Enterprise messaging platform Slack CEO Stewart Butterfield has taken another dig at Microsoft Teams, saying it is not a competitor to Slack at all. In an interview with CNBC, Butterfield said: "What we have seen over the past couple of months is that Teams is not a competitor to Slack."
"When Microsoft talk about the product, they never mention the fundamentals that Slack does, and it's been 3 plus years at this point that they've been bundling it, giving it away for free, and talking about us," Butterfield was quoted as saying.
According to him, Slack's main argument about its Teams competition is that Microsoft is not as focused on users and their interactions with the app. "I think there's this perpetual question, which at this point is a little puzzling for us, that at some point Microsoft is going to kill us," he added.
He had earlier said that Microsoft Teams has less them 30 per cent adoption rate among the users. "Microsoft has 258 million paid seats for Office 365, which includes access to Microsoft Teams, which means less then 30 per cent of Microsoft's Office commercial customers are using Teams," the Slack CEO had claimed.
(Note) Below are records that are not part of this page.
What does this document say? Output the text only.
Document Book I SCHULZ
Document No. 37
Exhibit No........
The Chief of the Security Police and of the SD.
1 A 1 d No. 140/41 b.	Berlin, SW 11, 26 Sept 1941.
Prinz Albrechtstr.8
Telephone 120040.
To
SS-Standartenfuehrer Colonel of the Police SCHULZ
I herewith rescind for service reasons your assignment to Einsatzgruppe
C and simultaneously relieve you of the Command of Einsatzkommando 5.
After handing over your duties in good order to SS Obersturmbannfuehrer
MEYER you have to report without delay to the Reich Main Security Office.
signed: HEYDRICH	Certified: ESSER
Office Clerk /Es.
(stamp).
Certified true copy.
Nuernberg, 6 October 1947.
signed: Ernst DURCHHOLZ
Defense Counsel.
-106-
Slack recently launched a new app to integrate its rival Microsoft Teams video call features into its chat app. Alongside the Microsoft Teams integration, Slack is also launching VoIP (voice over Internet protocol) phone integration with Zoom, Cisco Jabber, RingCentral and Dialpad productivity services.
Slack has seen nearly 350 per cent growth in calls made or received in its chat app over the past month, as enterprises and SMBs adopt remote working during the new coronavirus pandemic.
However, Microsoft said it registered a new daily record of 2.7 billion meeting minutes in a single day on March 31 - 200 per cent increase from 900 million on March 16. The number of weekly Teams mobile users grew more than 300 per cent from early February to March.